Max Planck assumed discrete energy values in order to explain the observed phenomenon of blackbody radiation. He proposed that energy is not continuous and can only be emitted or absorbed in discrete packets, called quanta.

2. What was the significance of Max Planck's assumption of discrete energy values?

Max Planck's assumption of discrete energy values revolutionized the field of physics and laid the foundation for quantum mechanics. It also provided a solution to the ultraviolet catastrophe and accurately predicted the spectral distribution of blackbody radiation.

3. How did Max Planck arrive at the concept of discrete energy values?

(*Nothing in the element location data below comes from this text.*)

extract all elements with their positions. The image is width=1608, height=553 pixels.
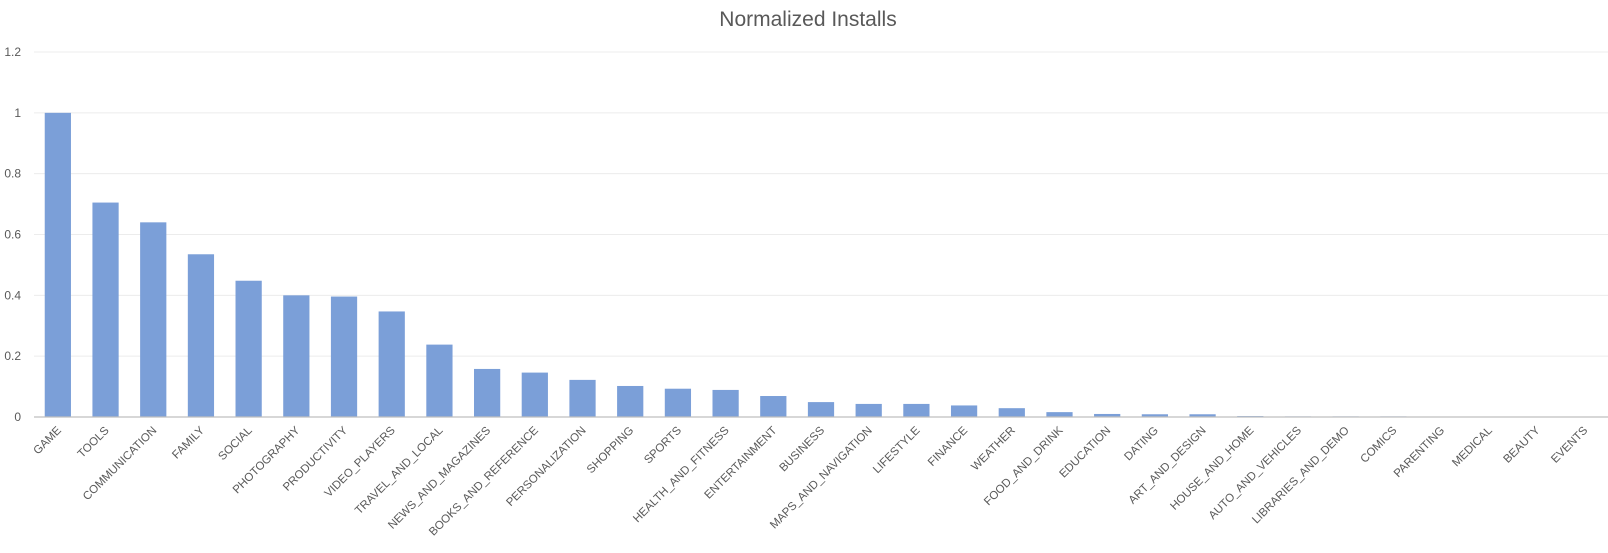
bar	[760, 396, 787, 417]
y-tick-label: 1	[14, 106, 21, 120]
bar	[950, 405, 978, 417]
x-tick-label: WEATHER	[969, 425, 1018, 474]
y-tick-label: 0	[14, 410, 21, 424]
x-tick-label: NEWS_AND_MAGAZINES	[386, 424, 493, 531]
x-tick-label: PARENTING	[1392, 425, 1447, 480]
y-tick-label: 0.6	[4, 228, 21, 242]
x-tick-label: FAMILY	[170, 424, 207, 461]
x-tick-label: FINANCE	[926, 424, 970, 468]
bar	[140, 222, 167, 417]
x-tick-label: SOCIAL	[216, 424, 255, 463]
y-axis: 0 0.2 0.4 0.6 0.8 1 1.2	[4, 45, 21, 424]
y-tick-label: 0.2	[4, 349, 21, 363]
x-tick-label: EVENTS	[1549, 424, 1590, 465]
x-tick-label: COMICS	[1358, 424, 1399, 465]
bar	[998, 408, 1025, 417]
bar	[474, 368, 501, 417]
grid-layer	[34, 51, 1608, 357]
x-tick-label: FOOD_AND_DRINK	[982, 424, 1066, 508]
bar	[92, 202, 119, 417]
bar	[807, 402, 835, 417]
x-tick-label: SHOPPING	[585, 425, 636, 476]
bar	[44, 112, 71, 417]
chart-title: Normalized Installs	[719, 8, 896, 31]
bar	[617, 385, 644, 417]
bar	[187, 254, 215, 417]
x-tick-label: TRAVEL_AND_LOCAL	[353, 424, 446, 517]
bar	[378, 311, 405, 417]
bar	[664, 388, 692, 417]
x-tick-label: PERSONALIZATION	[504, 425, 588, 509]
bar	[855, 403, 882, 417]
bar	[1046, 412, 1073, 417]
bar	[521, 372, 548, 417]
x-tick-label: BUSINESS	[778, 424, 828, 474]
x-tick-label: DATING	[1122, 425, 1161, 464]
y-tick-label: 1.2	[4, 45, 21, 59]
x-tick-label: TOOLS	[76, 424, 112, 460]
bar	[1189, 414, 1216, 417]
x-tick-label: HOUSE_AND_HOME	[1168, 424, 1256, 512]
x-tick-label: LIBRARIES_AND_DEMO	[1250, 425, 1352, 527]
x-tick-label: MEDICAL	[1450, 424, 1495, 469]
x-tick-label: SPORTS	[642, 424, 684, 466]
bar	[283, 295, 310, 417]
bar	[235, 280, 262, 417]
x-tick-label: EDUCATION	[1058, 425, 1114, 481]
x-tick-label: GAME	[32, 424, 65, 457]
bar	[1141, 414, 1168, 417]
x-tick-label: BEAUTY	[1502, 424, 1543, 465]
bar	[569, 379, 596, 417]
bar	[712, 389, 739, 417]
bar	[330, 296, 358, 417]
bar	[426, 344, 453, 417]
x-tick-label: AUTO_AND_VEHICLES	[1207, 424, 1305, 522]
bar	[1094, 413, 1121, 417]
x-tick-label: LIFESTYLE	[871, 424, 923, 476]
bar-layer	[44, 112, 1598, 417]
x-tick-label: HEALTH_AND_FITNESS	[631, 424, 732, 525]
bar	[903, 403, 930, 417]
y-tick-label: 0.8	[4, 167, 21, 181]
x-tick-label: MAPS_AND_NAVIGATION	[768, 425, 875, 532]
y-tick-label: 0.4	[4, 288, 21, 302]
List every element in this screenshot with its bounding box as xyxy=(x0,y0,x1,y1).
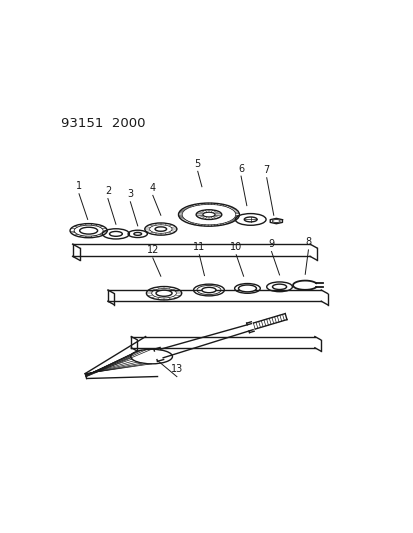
Text: 7: 7 xyxy=(263,165,269,175)
Text: 93151  2000: 93151 2000 xyxy=(61,117,145,130)
Ellipse shape xyxy=(244,217,256,222)
Text: 5: 5 xyxy=(194,159,200,169)
Ellipse shape xyxy=(202,287,216,293)
Text: 6: 6 xyxy=(237,164,244,174)
Text: 3: 3 xyxy=(127,189,133,199)
Text: 11: 11 xyxy=(193,242,205,252)
Ellipse shape xyxy=(202,212,214,217)
Ellipse shape xyxy=(79,227,97,234)
Text: 12: 12 xyxy=(146,245,159,255)
Ellipse shape xyxy=(238,285,256,292)
Text: 4: 4 xyxy=(150,183,156,193)
Ellipse shape xyxy=(133,232,141,236)
Ellipse shape xyxy=(156,290,172,296)
Text: 13: 13 xyxy=(170,364,183,374)
Text: 1: 1 xyxy=(76,181,82,191)
Ellipse shape xyxy=(155,227,166,231)
Ellipse shape xyxy=(272,284,286,289)
Text: 8: 8 xyxy=(305,237,311,247)
Ellipse shape xyxy=(272,220,280,222)
Ellipse shape xyxy=(109,231,122,236)
Text: 2: 2 xyxy=(104,186,111,196)
Text: 9: 9 xyxy=(268,239,274,249)
Text: 10: 10 xyxy=(230,242,242,252)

To explain blackbody radiation, Max Planck used mathematical equations and experimental data to derive a formula that described the spectral distribution of energy. In order to fit the data, he had to assume that energy was quantized, meaning it could only exist in specific discrete values.

4. Did Max Planck's assumption of discrete energy values contradict existing scientific theories?

Yes, Max Planck's assumption of discrete energy values went against the established theory of classical physics, which stated that energy was continuous and could take on any value. However, his theory was later validated and became a fundamental part of quantum mechanics.

5. How did Max Planck's assumption of discrete energy values impact the field of physics?

Max Planck's assumption of discrete energy values had a profound impact on the field of physics, leading to the development of quantum mechanics and opening up new areas of study such as atomic and subatomic physics. It also paved the way for modern technologies such as transistors and lasers.